Convergência Digital* ... 02/10/2020 ... Convergência Digital

A Lenovo Tecnologia terá que indenizar uma consumidora que teve a placa de memória de seu celular instalada no aparelho de outra pessoa. O entendimento da 6ª Turma Cível do TJDFT é de que, por conta da má-prestação do serviço, os dados da cliente foram expostos, o que provocou dano ao direito de personalidade. Por unanimidade, a Turma manteve a condenação por danos morais e fixou multa em R$ 6 mil.

Consta nos autos que a autora adquiriu aparelho da marca Motorola e que, ao apresentar defeitos, foi encaminhado à assistência técnica duas vezes. Em uma delas, o celular retornou com todos os arquivos deletados, o que foi feito sem autorização. Ela relata que foi informada por terceiro que a placa do celular havia sido colocada em outro aparelho, constando todos os seus arquivos, dados, fotos e vídeos. A autora afirma que informou à empresa o ocorrido, mas que não teve os seus arquivos devolvidos. Pede indenização por danos morais.  

Decisão do juízo da Vara Cível do Guará condenou a empresa a pagar à autora a quantia de R$ 15 mil a título de anos morais. Ao recorrer, a Lenovo alegou que não existiu qualquer vício na substituição da placa do aparelho da autora. Argumenta ainda que a placa seria responsável apenas pelo desempenho do aparelho, não tendo relação alguma com o armazenamento.

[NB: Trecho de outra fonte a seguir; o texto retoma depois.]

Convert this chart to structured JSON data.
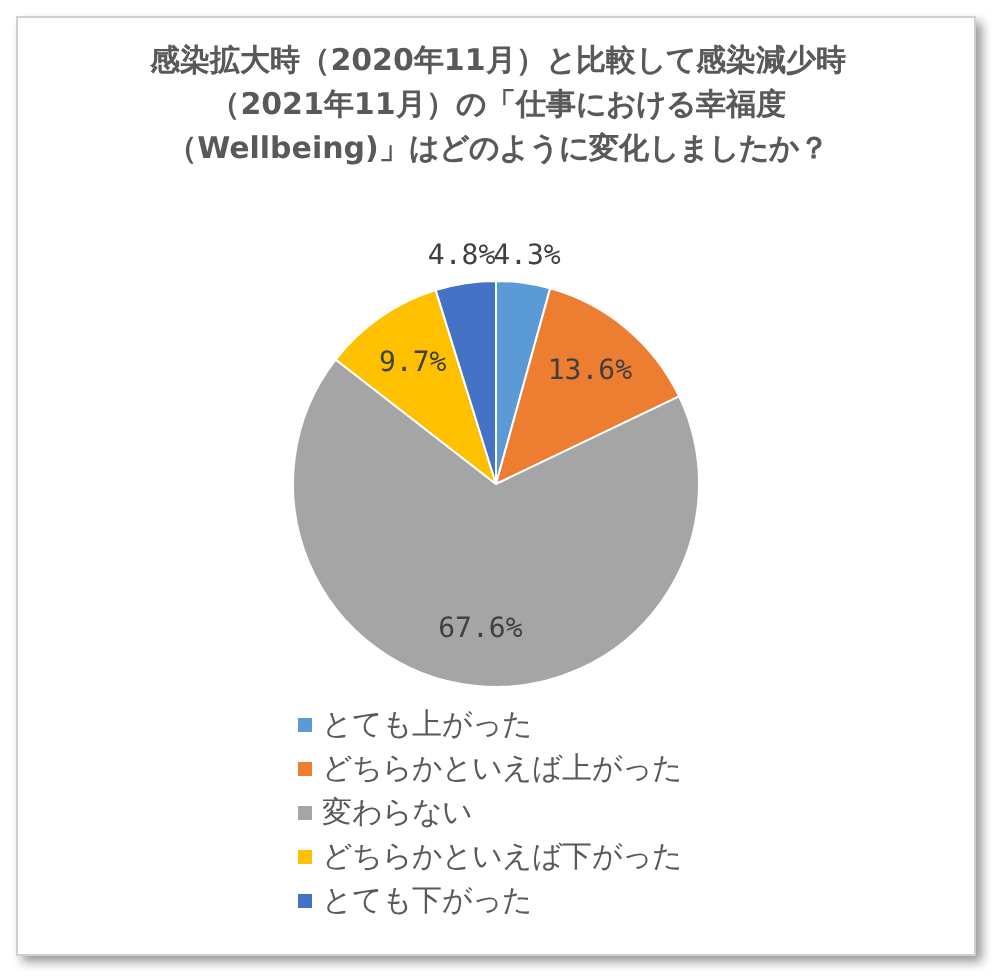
{
  "chart_data": {
    "type": "pie",
    "title": "感染拡大時（2020年11月）と比較して感染減少時（2021年11月）の「仕事における幸福度（Wellbeing)」はどのように変化しましたか？",
    "categories": [
      "とても上がった",
      "どちらかといえば上がった",
      "変わらない",
      "どちらかといえば下がった",
      "とても下がった"
    ],
    "values": [
      4.3,
      13.6,
      67.6,
      9.7,
      4.8
    ],
    "colors": [
      "#5b9bd5",
      "#ed7d31",
      "#a5a5a5",
      "#ffc000",
      "#4472c4"
    ],
    "value_labels": [
      "4.3%",
      "13.6%",
      "67.6%",
      "9.7%",
      "4.8%"
    ],
    "legend": "bottom"
  }
}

Ao julgar, os desembargadores pontuaram que a má-prestação de serviço da ré causou danos ao direito de personalidade da autora, que teve seus dados divulgados a terceiro. Isso porque, de acordo com os julgadores, a “memória do seu celular foi indevidamente colocada em dispositivo móvel de terceiro, constando todos os seus arquivos, dados e vídeos”.  

“Desse modo, resta demonstrado o nexo de causalidade entre a conduta da empresa apelante/ré e o dano sofrido pela apelada/autora, configurando-se, portanto, o dever de indenizar”, ressaltaram. 

Os magistrados lembraram ainda que, embora o ato ilícito da ré tenha provocado repercussão pessoal, não causou “maiores transtornos com a divulgação em redes sociais, por exemplo”. Além disso, a conduta da ré não se repetiu, o que deve ser levado em conta na fixação dos danos morais. "Considerando os aspectos punitivo e compensatório da condenação, a gravidade, a ausência de reiteração do ato e as demais circunstâncias fáticas da lide, entendo que o quantum indenizatório arbitrado pelo doutro magistrado a quo mostra-se elevado, razão pela qual a r. sentença deve ser reformada parcialmente para a reduzir o montante fixado”, explicaram.